Sábado, Julho 30, 2005

Açúcar e amor



Amor é lindo, é doce, mas, enjoa. Então, fiz um pacto comigo mesma para dar um tempo em falar de amor aqui. Não queria estimular a formação de leitores diabéticos. É engraçado perceber como conseguimos ser tão tolos em relação a algumas coisas. Porque escrevemos o que somos. E somos o que sentimos.
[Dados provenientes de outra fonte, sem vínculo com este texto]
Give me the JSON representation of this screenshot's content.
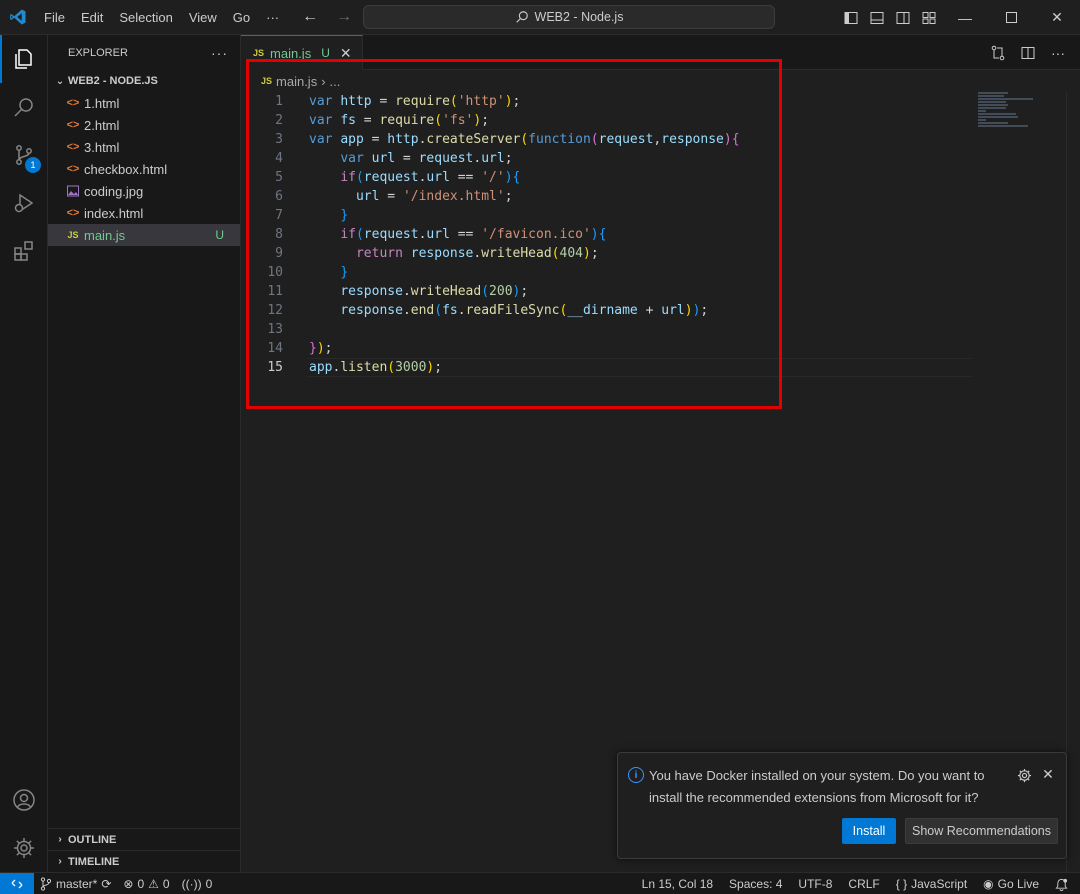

São as histórias da nossa vida que nos inspiram as melhores idéias para escrever, para dizer, em textos curtos ou longos, como nos sentimos em relação à vida. E, ao me privar de falar de amor, simplesmente tirei de mim a inspiração para escrever. Não sai mais nada. Sento na frente de uma tela em branco por horas, muito a fim de escrever algo legal, mas, na boua, não consigo. Culpa de quem? Do amor.

Essa é uma fase em que o amor tem mexido comigo de tantas maneiras diferentes. Não falo apenas do amor romântico, mas, também, do amor fraternal, do amor materno, do amor divino, do amor próprio. Tenho tantas histórias de amor em curso que me sinto tocada por um milagre especial.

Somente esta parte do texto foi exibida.